Canadian academic, geriatrician, anti-ageing campaigner, and 2021 Ryman Prize winner Professor Kenneth Rockwood was interviewed for Nine to Noon on RNZ today.
Professor Rockwood is a professor of medicine and neurology at Dalhousie University based in Halifax and won the prize for developing his clinical frailty index which is used in health care systems around the world.
He says that hospitals and medical clinics do not always cope well with people who are frail, despite it becoming an increasingly common factor in ageing.
As people age, they often develop more complex health issues with multiple conditions (comorbidities) that impact on their overall health.
This is a challenge for healthcare systems primarily designed to focus on specialties, which are not well equipped to deal with complexity. Health professionals in one specialty are often unaware of other issues that might be affecting their patient.

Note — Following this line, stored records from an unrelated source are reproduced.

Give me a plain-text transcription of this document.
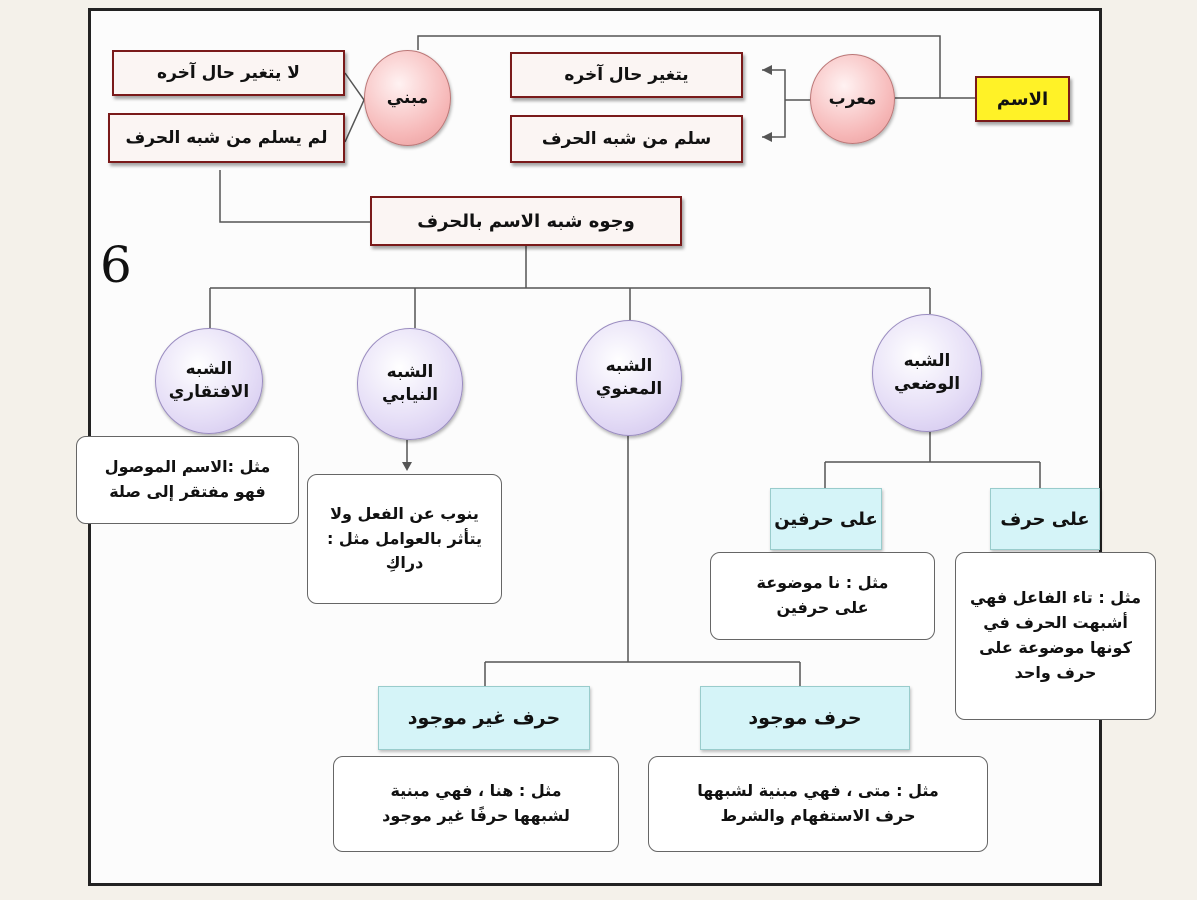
الاسم
معرب
يتغير حال آخره
سلم من شبه الحرف
مبني
لا يتغير حال آخره
لم يسلم من شبه الحرف
وجوه شبه الاسم بالحرف
6
الشبه الوضعي
الشبه المعنوي
الشبه النيابي
الشبه الافتقاري
مثل :الاسم الموصول فهو مفتقر إلى صلة
ينوب عن الفعل ولا يتأثر بالعوامل مثل : دراكِ
على حرف
على حرفين
مثل : تاء الفاعل فهي أشبهت الحرف في كونها موضوعة على حرف واحد
مثل : نا موضوعة على حرفين
حرف موجود
حرف غير موجود
مثل : متى ، فهي مبنية لشبهها حرف الاستفهام والشرط
مثل : هنا ، فهي مبنية لشبهها حرفًا غير موجود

To effectively treat the patient without making them feel worse, understanding is needed of how frailty is impacting on them, and communication with older people about their health is vital.
The clinical frailty index takes a person’s comorbidities into account to help quantify the degree of frailty they have, making diagnosis and treatment more accurate and effective.
"We need people who can understand the most common things that go awry with ageing, and how to deal with them,” says Professor Rockwood.
“I am extremely grateful for the Ryman award, I’m really glad they’ve set it up the way they have, to raise interest in people. I hadn’t thought of myself as an anti-ageism campaigner, but frailty is a way to challenge ageism.
“You have to do it with a lot of heart or none of it will work.”